First, seek to understand. What is each stakeholder's stance, but more importantly, why do they have that stance? What are their priorities, what are their concerns and what are they looking to accomplish with their vision of a given strategy? Once you understand that, it will be clear to see where their perspectives align and the conversation can flip from one of debate to one of solutioning. The key is making the conversation centered around solving for the priorities, concerns and goals of each party. Once there is alignment on those elements,you can present all of the options that fit that critiera and the parties are then sitting on the same side of the table selecting a path together.
Everyone in the career will be in a situation where you have 2 senior executives stakeholders who disagree with each other on your proposed strategy and you're stuck in the middle. It's only a matter of time.
"Worrying is like a rocking chair, it gives you something to do but never gets you anywhere" -Erma Bombeck
Approach it like a sales cycle. Understand where both stakeholders are coming from and propose a strategy with concrete numbers and impact. What does this delayed decision do for the overall business? If it was a problem-tunity solved yesterday, how would that impact revenue?
Alignment is the name of the game. And yes, Sr. Execs aren't always seeing eye to eye.
The good news is that Sr. Execs understand the unifying language of alignment.
In other words, try to figure out, in independent settings, how your proposed strategy serves the bigger picture. The strategic initiatives. Maybe they are around revenue growth or operational efficiency, or just getting things to work the way they should. In any case, your goal is to build a consensus that your proposed strategy directly impacts them at the strategic/executive level.

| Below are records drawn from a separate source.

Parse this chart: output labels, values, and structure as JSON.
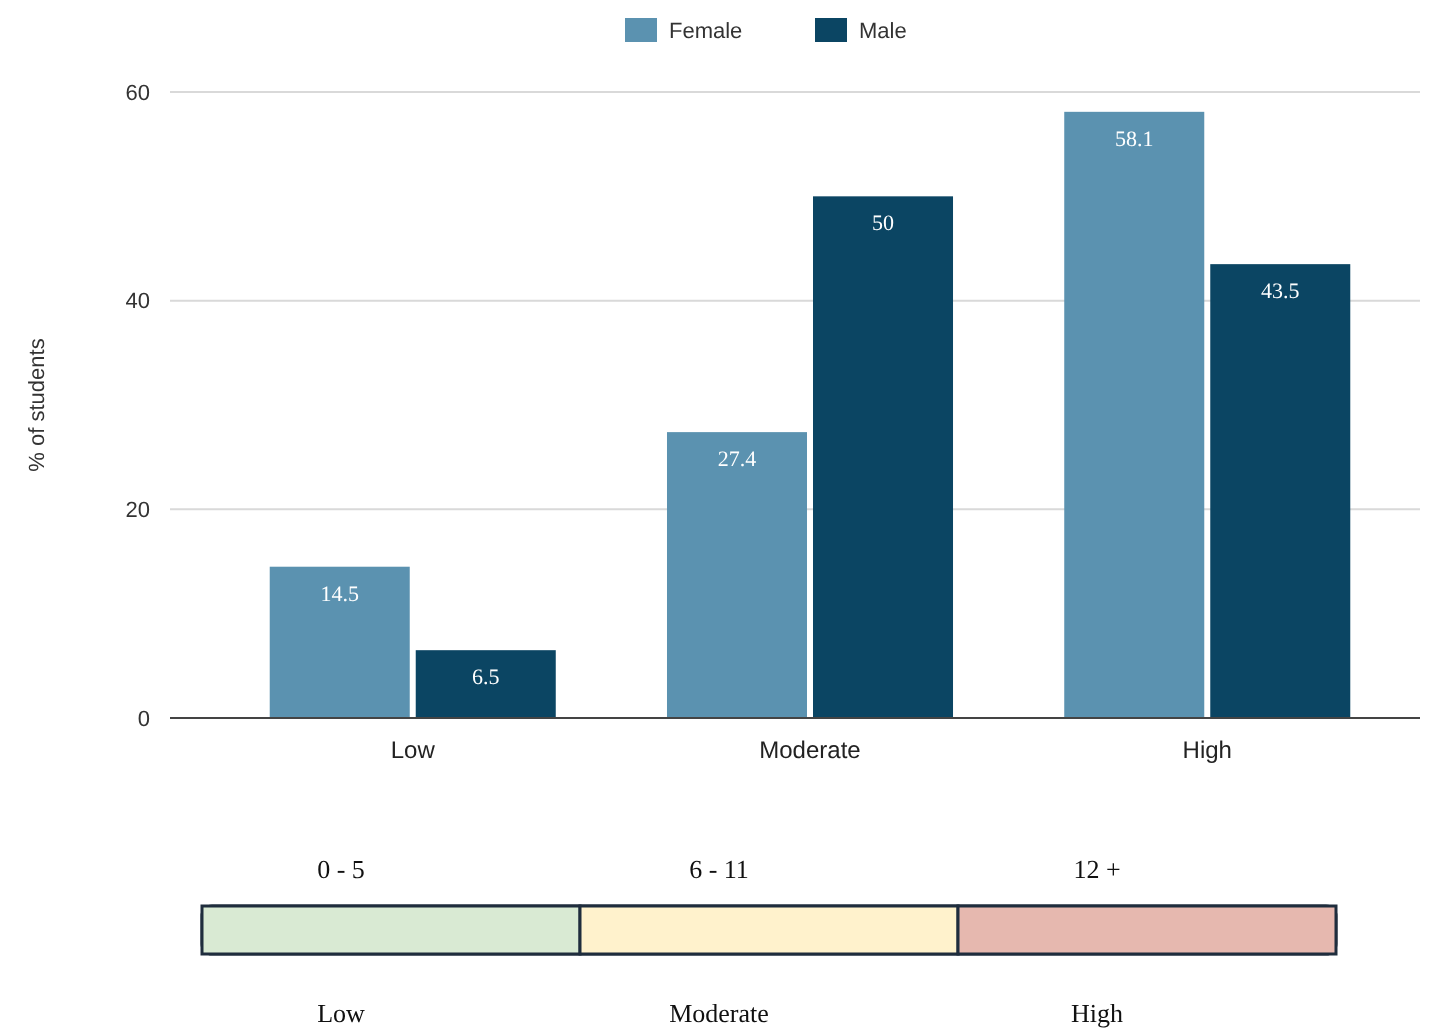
{
  "chart_data": {
    "type": "bar",
    "ylabel": "% of students",
    "categories": [
      "Low",
      "Moderate",
      "High"
    ],
    "series": [
      {
        "name": "Female",
        "color": "#5b92b0",
        "values": [
          14.5,
          27.4,
          58.1
        ]
      },
      {
        "name": "Male",
        "color": "#0b4563",
        "values": [
          6.5,
          50,
          43.5
        ]
      }
    ],
    "ylim": [
      0,
      60
    ],
    "yticks": [
      0,
      20,
      40,
      60
    ],
    "grid": "y",
    "legend": "top",
    "data_labels": true,
    "annotations": [
      "0 - 5",
      "6 - 11",
      "12 +",
      "Low",
      "Moderate",
      "High"
    ]
  }
}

When discussing plans with Execs. Be brief, be bright be gone. That is. Have a point of view. Make sure its tested and ready for deep review. But don't worry about the details when proposing a strategy.
Instead make your case starting with the end in mind.
In a presentation format, this might sound like this:
Getting to $100M across Services AND Customer Business (perhaps in this case Head of Services and the Customer business don't like each other)
Efficiency, Speed, and Performance
2-4 Months - for Maximum return
As an executive of either business/department, I'm seeing something that directly impacts me, my team, the total goal (getting to $100M), a high-level representation of what we should be aligning on (Speed, Performance, etc.), and a basic timeline.
This is a very simple example, but if you can swtich the executives into Exec. think, they'll listen and they'll likely agree that alignment on the presented outcomes is what matters.
...but you gotta have a plan ... it needs to be baked and tested. So when tested, it stands up to scrutiny.